The tendons have been loaded to failure to evaluate stiffness, yield load and maximum load.
For statistical analysis a Kruskal-Wallis test test has been used. The significance was set at p<0.05.

Biomechanical testing of the porcine tendons showed the following results:
Semitendinosus diameter:
Stiffness: 283.94 N/mm(+/-35.28) (RT) vs. 277.29 N/mm(+/-50.49) (FT)
Yield load: 1629,25 N (+/-272.92) (RT) vs. 1601.25 N (+/-368.72) (FT)
Maximum load: 1838.93 N (+/-210.05) (RT) vs. 1601.25 (+/-368.72) (FT)

Gracilis diameter:
Stiffness: 152.11 N/mm (+/-16.63) (RT) vs. 151.68 N/mm(+/-18.73) (FT)
Yield load: 872.89 N (+/-142.89) (RT) vs. 859.89 N (+/-118.41) (FT)
Maximum load: 983.74 N (+/-115.23) (RT) vs. 949.49 (+/-118.31) (FT)
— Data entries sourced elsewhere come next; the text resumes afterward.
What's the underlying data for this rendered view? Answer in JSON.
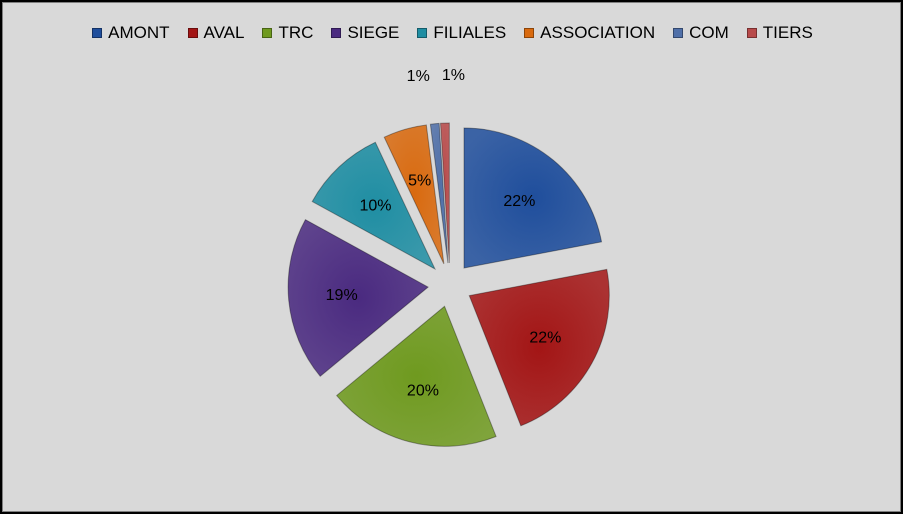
{
  "chart_data": {
    "type": "pie",
    "title": "",
    "legend_position": "top",
    "slices": [
      {
        "label": "AMONT",
        "value": 22,
        "value_label": "22%",
        "color": "#1f4e9c"
      },
      {
        "label": "AVAL",
        "value": 22,
        "value_label": "22%",
        "color": "#a31515"
      },
      {
        "label": "TRC",
        "value": 20,
        "value_label": "20%",
        "color": "#6f9a1f"
      },
      {
        "label": "SIEGE",
        "value": 19,
        "value_label": "19%",
        "color": "#4a2a80"
      },
      {
        "label": "FILIALES",
        "value": 10,
        "value_label": "10%",
        "color": "#1f8ea3"
      },
      {
        "label": "ASSOCIATION",
        "value": 5,
        "value_label": "5%",
        "color": "#d96a0f"
      },
      {
        "label": "COM",
        "value": 1,
        "value_label": "1%",
        "color": "#4f6fa8"
      },
      {
        "label": "TIERS",
        "value": 1,
        "value_label": "1%",
        "color": "#b84a4a"
      }
    ]
  }
}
There were no statistical differences found in compared parameters between round and flat tendons in both diameters. (p>0.05)

The results of the present study support our initial hypothesis. The prepared flat shaped tendons do not show different structural properties than the original tendons.
Therefore the prepared flat tendon seems to be a biomechanical stable graft with unchanged structural properties for reconstruction of flat structures.